In Defense of The Phantom Menace


Image result for star wars 1 wallpaper
It’s never a good sign when the most artistic part of a movie is its poster

The 1999 release of The Phantom Menace has got to be one of the weirder events in cinema history. A full two decades after the release of Star Wars, the OG blockbuster franchise returned to expand its universe and tell the story of one of the most iconic villains in all of movies. It was perhaps the most anticipated movie ever at that time. And it failed.

But by just how much?

“Episode I” is now sometimes used synonymously with “bad prequel/sequel.” “Jar Jar Binks” is now code for “annoying side character.” The movie looks as if it was animated by video game developers of the time and has horrendous pacing, but here’s something you don’t see said on the internet all that much these days: It’s not awful. 

The Phantom Menace set out to expand the Star Wars universe and man did it do just that. While the original trilogy didn’t focus much at all on background and world building (it basically said “here’s bad guy nation, here’s good guy rebels”) Episode I successfully creates a vast Star Wars political lore that lays the groundwork for the rest of the expanded universe that we see in novels, video games, and television today.

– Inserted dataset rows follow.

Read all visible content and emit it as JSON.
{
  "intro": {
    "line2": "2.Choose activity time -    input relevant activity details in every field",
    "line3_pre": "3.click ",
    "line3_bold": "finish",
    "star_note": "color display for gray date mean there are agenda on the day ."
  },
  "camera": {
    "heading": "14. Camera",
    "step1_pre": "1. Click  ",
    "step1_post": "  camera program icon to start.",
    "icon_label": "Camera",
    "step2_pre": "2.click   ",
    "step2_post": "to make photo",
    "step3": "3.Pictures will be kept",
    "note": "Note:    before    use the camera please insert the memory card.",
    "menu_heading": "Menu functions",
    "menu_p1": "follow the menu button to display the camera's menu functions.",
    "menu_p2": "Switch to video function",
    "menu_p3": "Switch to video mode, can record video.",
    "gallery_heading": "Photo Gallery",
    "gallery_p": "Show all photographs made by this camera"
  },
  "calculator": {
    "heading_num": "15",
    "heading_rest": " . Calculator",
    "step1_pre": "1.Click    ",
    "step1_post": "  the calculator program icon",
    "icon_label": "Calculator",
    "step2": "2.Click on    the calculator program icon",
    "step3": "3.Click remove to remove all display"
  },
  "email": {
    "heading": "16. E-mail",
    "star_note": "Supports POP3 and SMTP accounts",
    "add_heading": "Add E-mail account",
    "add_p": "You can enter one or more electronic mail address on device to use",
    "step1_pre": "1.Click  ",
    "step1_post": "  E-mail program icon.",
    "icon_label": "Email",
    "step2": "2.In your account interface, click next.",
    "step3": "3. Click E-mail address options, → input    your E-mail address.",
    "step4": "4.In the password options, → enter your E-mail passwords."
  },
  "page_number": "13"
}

And people rail Episode I for doing just that. Ever hear someone bring up the “boring trade route discussions” or say something along the lines of “why did they start the movie with a conversation? The first one started with a big action scene!”

I’d argue that Episode I is trying to do something completely different than IV. IV is a pretty familiar Hero’s Journey type tale told exceptionally well. Episode I isn’t doing that. (Its “hero” is actually destined to be the villain, after all.)  Instead, it’s an exercise in worldbuilding. I mean, you wouldn’t say Game of Thrones should cut all its intrigue and get to the head chopping would you?

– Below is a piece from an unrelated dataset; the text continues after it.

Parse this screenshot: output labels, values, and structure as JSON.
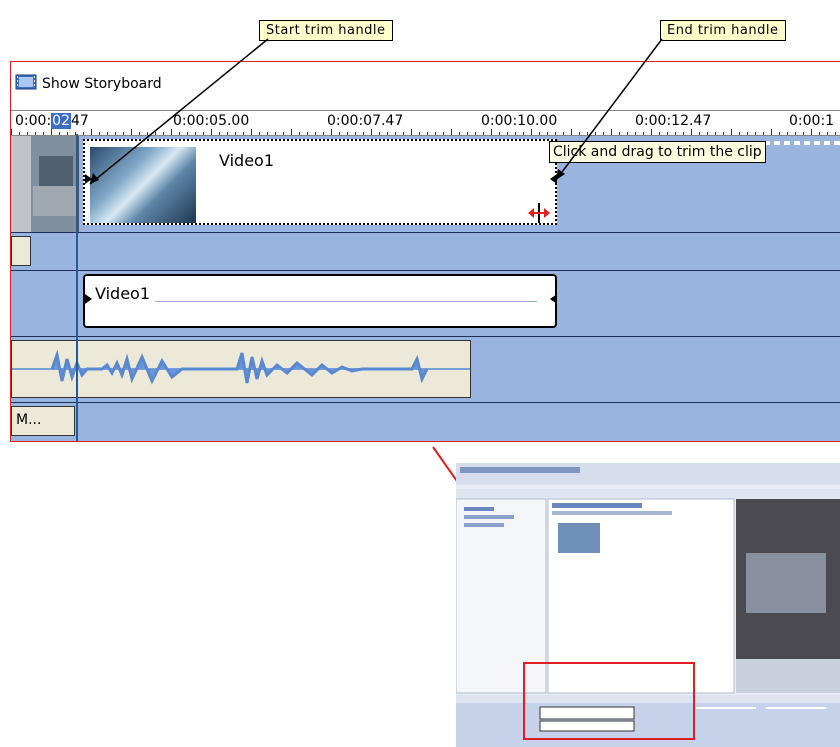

Granted, Game of Thrones is orders of magnitude better made than The Phantom Menace… defending this thing can get tricky…

Another common criticism I hear of the movie is “why did they put all that boring political stuff into a kids movie?”


Just… no.

Of course Lucas would have wanted kids to see the movie and enjoy it, hence Jar Jar’s inclusion. But anyone that thinks that a prequel to a movie released twenty years ago is going to be targeting specifically kids is, well, kidding themselves. The movie was for Star Wars fans. And that makes the decision to expand the lore make perfect sense. Execution is another thing entirely, but the inclusion of it at all is so often ridiculed. That doesn’t make sense. I mean, if you don’t want to expand the lore and political intrigue is too highbrow for Star Wars I guess they should’ve just done the exact same thing but with different characters…



As a kid, I was really interested in the Separatist movement and the political intrigue surrounding the Republic’s final days. My favorite subject was history, I was already into the idea of blockades and coups and separatist factions. It wasn’t highbrow stuff.

In fact, the reason why the movie failed was that it was too simple in its approach. The motivations and plans of Dooku and the rest of the separatists are not adequately explained. The plot holes and logical jumps add up in a huge way. The CGI aliens they created just didn’t have the charm of the puppet and animatronic aliens of the original trilogy. So yeah, the Gungans might have been a cool idea. But when they look the way they did you can’t take them seriously.

If Episode I: The Phantom Menace was a cookie, it would probably be an Oatmeal cookie. I’ll just flat out admit that it’s not a good movie, despite liking a lot of the things in it. But, like an oatmeal cookie, it’s like its trying to do two different things. An Oatmeal cookie is trying to be both a healthy snack and dessert, and ends up being not very tasty and only sorta healthy. Episode I wants to both be this big universe expander and a dark character study of Anakin Skywalker’s turn to the dark side. It can not balance these two things and would have better off going all in on one or the other. And while the result isn’t great, it’s not unacceptable. There are redeeming qualities to it.

Instead of hating Episode I, I invite you to throw Attack of the Clones under the bus. And then back up and run over it again. And then do some sick wheelies and tailspins over its crushed body to make sure it’s not just dead but disintegrated. Attack of the Clones is where the prequels get truly awful, with its horrendous acting, dialogue, pacing…

You know what, let’s save that for another post, shall we?